During the day you should let him play outside as much as possible it helps get their energy out, I hate sitting outside but my adhd daughter was sooo much more relaxed in the evenings and didn't get into as much and break stuff.We even ate our lunch outside.

I hope this helps out.

I have a cousin just about to turn five and we're all sure he has ADHD. The only thing I've found that helps when he stays over, is to keep him in a good mood. If he sleeps over then we wake up, he has to try to use the toliet (my Mom did pretty good with this. IDK if your son does it or not, but my cousin doesn't want to use the toilet and often he just goes in his pants. Mom has him 'try' to go because 'pee has a funny way of hiding'. He went to try to use the toliet then he's yelling 'You were right! It was hiding!" lol, we eat breakfast, then i keep him in a good mood. I know it's hard to do since he's your kid and sleeps over everynight lol but just lettin you know what works for me.
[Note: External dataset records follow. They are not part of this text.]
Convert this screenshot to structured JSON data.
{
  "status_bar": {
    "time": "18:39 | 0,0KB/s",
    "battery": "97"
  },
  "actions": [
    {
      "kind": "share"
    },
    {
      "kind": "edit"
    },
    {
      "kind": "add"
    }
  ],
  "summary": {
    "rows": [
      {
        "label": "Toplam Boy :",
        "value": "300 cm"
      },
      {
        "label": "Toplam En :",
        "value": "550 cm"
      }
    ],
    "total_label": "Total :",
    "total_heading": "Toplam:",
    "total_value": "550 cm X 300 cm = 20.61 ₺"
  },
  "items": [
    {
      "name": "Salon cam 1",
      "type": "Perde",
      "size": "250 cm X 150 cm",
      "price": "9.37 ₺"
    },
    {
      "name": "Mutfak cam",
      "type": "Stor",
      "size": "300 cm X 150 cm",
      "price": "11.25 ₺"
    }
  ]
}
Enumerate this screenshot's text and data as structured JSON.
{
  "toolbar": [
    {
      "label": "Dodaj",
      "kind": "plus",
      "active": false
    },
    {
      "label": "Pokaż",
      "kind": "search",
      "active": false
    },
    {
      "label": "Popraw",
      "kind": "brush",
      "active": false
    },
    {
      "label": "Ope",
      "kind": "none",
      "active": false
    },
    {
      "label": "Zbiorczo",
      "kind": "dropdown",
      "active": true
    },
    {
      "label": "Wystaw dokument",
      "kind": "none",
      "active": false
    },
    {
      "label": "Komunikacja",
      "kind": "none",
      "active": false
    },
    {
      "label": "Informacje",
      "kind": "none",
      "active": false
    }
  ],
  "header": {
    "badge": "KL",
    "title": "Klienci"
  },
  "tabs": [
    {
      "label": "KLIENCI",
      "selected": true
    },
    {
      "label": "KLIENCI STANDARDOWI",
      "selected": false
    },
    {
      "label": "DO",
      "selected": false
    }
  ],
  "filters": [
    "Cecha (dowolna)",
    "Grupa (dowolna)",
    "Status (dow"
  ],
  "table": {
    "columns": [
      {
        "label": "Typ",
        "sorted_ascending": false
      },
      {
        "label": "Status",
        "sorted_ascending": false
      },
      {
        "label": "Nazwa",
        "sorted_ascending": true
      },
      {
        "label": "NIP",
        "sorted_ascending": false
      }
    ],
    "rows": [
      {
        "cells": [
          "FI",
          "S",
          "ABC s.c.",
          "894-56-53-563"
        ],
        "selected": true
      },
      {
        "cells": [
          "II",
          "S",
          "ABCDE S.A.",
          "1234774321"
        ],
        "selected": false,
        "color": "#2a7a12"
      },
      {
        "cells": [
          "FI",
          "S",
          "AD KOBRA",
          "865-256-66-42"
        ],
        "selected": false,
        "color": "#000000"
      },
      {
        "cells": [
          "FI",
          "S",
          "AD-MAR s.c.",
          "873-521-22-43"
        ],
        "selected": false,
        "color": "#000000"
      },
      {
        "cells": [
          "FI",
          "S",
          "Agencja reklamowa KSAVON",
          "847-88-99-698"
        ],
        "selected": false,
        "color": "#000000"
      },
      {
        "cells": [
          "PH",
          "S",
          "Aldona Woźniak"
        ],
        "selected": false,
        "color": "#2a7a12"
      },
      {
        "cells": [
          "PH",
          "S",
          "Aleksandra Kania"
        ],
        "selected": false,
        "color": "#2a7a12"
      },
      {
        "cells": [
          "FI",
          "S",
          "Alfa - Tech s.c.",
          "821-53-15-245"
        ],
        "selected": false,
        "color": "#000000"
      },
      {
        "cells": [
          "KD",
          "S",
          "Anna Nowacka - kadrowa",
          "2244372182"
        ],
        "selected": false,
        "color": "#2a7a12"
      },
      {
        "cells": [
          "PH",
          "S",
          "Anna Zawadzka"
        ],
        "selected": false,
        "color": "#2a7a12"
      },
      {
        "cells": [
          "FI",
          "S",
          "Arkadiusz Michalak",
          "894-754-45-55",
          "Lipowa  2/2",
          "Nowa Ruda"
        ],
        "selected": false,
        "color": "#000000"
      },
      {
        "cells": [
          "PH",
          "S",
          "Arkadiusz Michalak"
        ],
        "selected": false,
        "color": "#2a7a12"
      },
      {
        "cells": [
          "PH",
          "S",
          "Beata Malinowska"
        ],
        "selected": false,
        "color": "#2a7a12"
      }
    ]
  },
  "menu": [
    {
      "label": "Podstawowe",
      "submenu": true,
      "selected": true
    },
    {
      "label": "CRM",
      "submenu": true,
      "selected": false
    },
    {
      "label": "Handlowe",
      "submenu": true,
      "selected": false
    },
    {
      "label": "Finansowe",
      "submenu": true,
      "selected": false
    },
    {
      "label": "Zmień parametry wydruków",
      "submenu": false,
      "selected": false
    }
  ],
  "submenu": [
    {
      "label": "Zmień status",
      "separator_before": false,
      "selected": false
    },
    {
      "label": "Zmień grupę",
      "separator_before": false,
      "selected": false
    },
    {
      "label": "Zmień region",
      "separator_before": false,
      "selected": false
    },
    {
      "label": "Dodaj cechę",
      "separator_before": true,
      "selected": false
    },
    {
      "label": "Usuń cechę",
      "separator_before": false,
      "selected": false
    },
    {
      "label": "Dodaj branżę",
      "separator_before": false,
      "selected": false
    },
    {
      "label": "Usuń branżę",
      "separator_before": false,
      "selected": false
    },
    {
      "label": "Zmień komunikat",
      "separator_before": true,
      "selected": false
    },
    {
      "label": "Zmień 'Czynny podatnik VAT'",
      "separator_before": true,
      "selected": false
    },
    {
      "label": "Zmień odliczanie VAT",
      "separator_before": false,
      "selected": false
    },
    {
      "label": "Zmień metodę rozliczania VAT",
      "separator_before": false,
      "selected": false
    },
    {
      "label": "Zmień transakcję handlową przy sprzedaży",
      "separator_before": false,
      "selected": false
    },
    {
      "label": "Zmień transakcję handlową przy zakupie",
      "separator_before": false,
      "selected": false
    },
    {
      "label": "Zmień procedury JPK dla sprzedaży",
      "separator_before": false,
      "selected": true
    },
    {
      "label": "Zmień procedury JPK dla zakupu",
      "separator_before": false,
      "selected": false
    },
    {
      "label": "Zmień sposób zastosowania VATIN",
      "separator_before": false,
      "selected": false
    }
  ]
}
We always do something to use up all his energy. I think that's the most important thing. Maybe you can find something that keeps him active and happy. As far as the potty training, try stamps or stickers as a reward, they work great.

Hope that helps! Good luck!

~Skye

There's a good thread on the Parents board about a marble reward system that many people are having great success with.  I'm not sure about as young as two, but they may have some ideas for adapting it.  I personally haven't had luck with about any discipline system, but I'm finally realizing it's because I'm not consistent with consequences.  This has taken me 8 years to figure it out.  (apparently I'm not quick either, heehee)

Also, you could check the alternatives board.  If the doctor doesn't want to medicate him at this age, maybe some natural things to at least ease up some of the symptoms.  The most frequently mentioned ones seem to be Omega-3's and magnesium.  Also a couple people have tried something called Focus - you could look into it and see if it seems right for you guys to try.

Remember that the terrible twos are called that for a reason. It may not be ADHD at all.

On the other hand, was he fussy and active as a baby, always needing to be stimulated? If he has been very active from birth, its more likely to be a combo of terrible twos and ADHD.

If he wasn't a hard baby to care for, he may just be a terrible twos toddler and you can expect him to outgrow it at some point.